Ce qu’il faut retenir en définitive sur ce point, c’est que les expériences de mobilité intra-générationnelle des enquêtés les ont quelquefois entraînés sur des chemins sinueux mais pas, pour autant, si éloignés que cela de leurs professions d’arrivée. Certaines expériences antérieures s’apparentent même à des « filières de mobilité » 263 .

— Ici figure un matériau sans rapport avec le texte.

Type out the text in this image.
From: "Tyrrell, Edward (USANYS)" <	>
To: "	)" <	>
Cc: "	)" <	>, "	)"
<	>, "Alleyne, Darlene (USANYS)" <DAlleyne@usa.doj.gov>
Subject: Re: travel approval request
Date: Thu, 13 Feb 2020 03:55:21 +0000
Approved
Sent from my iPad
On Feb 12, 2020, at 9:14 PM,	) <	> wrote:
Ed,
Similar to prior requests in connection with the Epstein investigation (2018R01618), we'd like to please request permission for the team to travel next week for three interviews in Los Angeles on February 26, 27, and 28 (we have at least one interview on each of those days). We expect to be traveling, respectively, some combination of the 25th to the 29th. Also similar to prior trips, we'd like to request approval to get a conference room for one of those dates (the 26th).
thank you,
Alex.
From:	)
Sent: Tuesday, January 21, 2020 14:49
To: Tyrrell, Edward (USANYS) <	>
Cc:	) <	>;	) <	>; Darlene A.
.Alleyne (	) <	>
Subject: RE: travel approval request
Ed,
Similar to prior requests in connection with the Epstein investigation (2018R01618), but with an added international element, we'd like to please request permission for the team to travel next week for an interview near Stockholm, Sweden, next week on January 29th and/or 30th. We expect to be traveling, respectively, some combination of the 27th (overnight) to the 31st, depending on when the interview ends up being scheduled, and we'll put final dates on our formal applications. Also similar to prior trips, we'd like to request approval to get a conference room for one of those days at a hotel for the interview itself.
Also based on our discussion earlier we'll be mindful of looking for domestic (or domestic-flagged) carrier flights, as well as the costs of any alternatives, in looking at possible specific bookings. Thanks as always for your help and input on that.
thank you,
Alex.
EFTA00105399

Pour illustrer la spécificité des cheminements, nous évoquerons, parmi les histoires recueilles celle de Patrick [PDP 22, 51 ans, directeur de sociétés]. Sa licence de gestion administrative et comptable des entreprises en poche, il est embauché en 1974 dans un établissement financier lyonnais. Après quelques mois d’intégration, il se voit confier le montage des dossiers de crédit aux entreprises. Il est donc amené à fréquenter de près des patrons de PME dont il envie petit à petit l’autonomie. C’est pourquoi, il décide en 1985 de rentrer dans le capital de deux SARL de nettoyage industriel et de gardiennage constituées par l’un de ses clients devenu ami. Il déclare ne rien connaître à l’affaire mais en profite pour se faire la main. En 1988, il a la désagréable surprise d’apprendre son imminente mutation dans une agence de la région parisienne. Pour palier cette décision hiérarchique, il négocie un licenciement à l’amiable assorti d’une indemnité qu’il injecte aussitôt dans le financement d’une entreprise d’électricité en liquidation judiciaire. A cette date fatidique, il devient donc gérant de société mais surtout membre d’un monde professionnel dont il connaît les ficelles, qui l’attire depuis longtemps et dans lequel il prospère désormais.

Notes
259.

A partir de maintenant, nous nous cantonnons aux entretiens. Contrairement à l’exploration des âges et des générations, les « fiches sommaires » du RCS ne fournissent pas de renseignements sur les professions des porteurs-gérants.

260.

En ce qui concerne cette catégorie spécifique, a contrario de ce que reflète notre corpus, la proportion d’utilisateurs de la SCI semble importante. Pour s’en convaincre, nous pouvons rapporter une remarque faite par l’un des enquêtés [PRAT 8]. Fiscaliste et membre du Centre de Recherche, d’Information et de Documentation Notariales (CRIDON) de Lyon, il a collaboré en 1995 à la rédaction d’un ouvrage sur la SCI. Croyant toucher un public averti de juristes et de professionnels de l’immobilier, il a été surpris d’apprendre par son éditeur que son livre avait rencontré un vif succès auprès de médecins, chirurgiens et pharmaciens. Avec du recul, il interprète cet engouement par le fort penchant à la défiscalisation témoigné par ces catégories socioprofessionnelles.

261.

Pour préserver l’anonymat des enquêtés, nous leur avons attribué des pseudonymes.

262.

Comme l’indique Anne LAFERRERE, un fils présente beaucoup plus de chances, toutes choses égales par ailleurs, de devenir indépendant si son père l’était lui-même. Elle fixe la probabilité de l’atavisme à 2,8 : « tel père, souvent tel fils ». Cf. « Devenir indépendant », Economie et statistique, n° 319-320, 9/10, 1998, p. 13-28.

263.

Cf. Dominique MERLLIE et Jean PREVOT, La mobilité sociale, Paris, La Découverte & Syros, « Repères », 1997 (1991), p. 67 sq.